What do we have to do to bring awareness and stop this? Incarcerated people’s lives matter, and we can no longer accept this. We are trying to organize nationwide, because this is happening throughout Texas, Florida, New York. It’s happening everywhere where there’s no regard.
The inmates are not able to social distance. They don’t have enough of the hand sanitizers and things to be able to comply with what the Centers for Disease Control and Prevention has said helps decrease the spread. Their masks [are from] old jumpsuits that they’ve made. But staff walk around and don’t comply.
[There was] the raid at Soledad. Not only [guards] pulled them out of their beds at 3 a.m., they didn’t allow them to get dressed. [Guards] didn’t allow [prisoners] to get their masks and they made racial slurs, like they hope all those “n—-rs” got the COVID-19 virus. Well, guess what? Now there are 12 positive cases.
Numbers are continuing to climb [at Soledad], because they’re not even treating them. When people are complaining about how they’re not feeling well, the nurses — who they are having language barriers with, so they can’t really communicate — tell them that they’ll be okay. They’re young; it’s all in their minds.
At what point is enough, enough? Their lives matter. From a capitalistic perspective, we are taxpayers, and we have to make the states of California, of Texas, of New York, all of them, take notice and acknowledge us and know that our lives matter — that they are our husbands, brothers.

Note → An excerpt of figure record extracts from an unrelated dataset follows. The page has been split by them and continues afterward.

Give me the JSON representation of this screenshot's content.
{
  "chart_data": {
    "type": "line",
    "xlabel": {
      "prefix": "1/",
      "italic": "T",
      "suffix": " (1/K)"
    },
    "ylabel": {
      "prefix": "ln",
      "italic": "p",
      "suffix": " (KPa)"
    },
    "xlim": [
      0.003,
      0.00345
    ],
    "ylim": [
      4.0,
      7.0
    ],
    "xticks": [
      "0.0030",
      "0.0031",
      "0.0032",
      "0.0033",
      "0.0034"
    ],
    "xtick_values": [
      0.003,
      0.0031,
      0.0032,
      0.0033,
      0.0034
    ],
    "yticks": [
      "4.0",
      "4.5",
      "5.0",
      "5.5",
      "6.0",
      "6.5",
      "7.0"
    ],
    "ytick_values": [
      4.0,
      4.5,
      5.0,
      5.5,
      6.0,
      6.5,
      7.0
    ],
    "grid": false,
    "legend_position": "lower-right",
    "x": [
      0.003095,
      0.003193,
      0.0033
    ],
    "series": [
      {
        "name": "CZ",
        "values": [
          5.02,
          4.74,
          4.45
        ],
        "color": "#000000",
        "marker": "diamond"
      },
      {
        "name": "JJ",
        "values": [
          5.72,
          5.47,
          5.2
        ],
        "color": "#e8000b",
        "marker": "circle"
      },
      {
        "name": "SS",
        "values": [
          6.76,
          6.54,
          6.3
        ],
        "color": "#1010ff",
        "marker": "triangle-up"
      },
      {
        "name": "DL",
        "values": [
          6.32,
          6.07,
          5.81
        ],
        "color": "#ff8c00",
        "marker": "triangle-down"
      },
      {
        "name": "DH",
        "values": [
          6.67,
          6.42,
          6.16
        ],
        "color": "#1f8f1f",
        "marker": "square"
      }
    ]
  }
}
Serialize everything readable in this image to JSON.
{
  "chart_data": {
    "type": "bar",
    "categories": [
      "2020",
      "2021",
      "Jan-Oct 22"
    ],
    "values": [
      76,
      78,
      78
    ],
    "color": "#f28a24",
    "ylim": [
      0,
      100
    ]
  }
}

From the MOVE people, I’m so excited that finally, after all these years, and after all of the tragedy and losses, they’ve all been released. This meeting is so inspiring to me to know that there are people out here who do know we are no longer going to stand for this. We are going to put our foot down. We have to inconvenience them. We have to let them know that this is no longer acceptable.
We have to continue to fight to raise awareness to get the word out, to be informed and network. I’m so excited and proud and thankful to have been included in this conversation. We are just going to continue to bring the awareness, network and be prayerful.
Makini Iyapo has a long history of involvement in the prisoners’ rights movement in California. At the webinar she represented Never Forget, Never Again, Never Alone; California Prison Focus/KAGE Universal; From Cell Blocks 2 City Blocks; and the Black August Organizing Committee. She is the spouse of a prisoner who has been incarcerated for 45 years.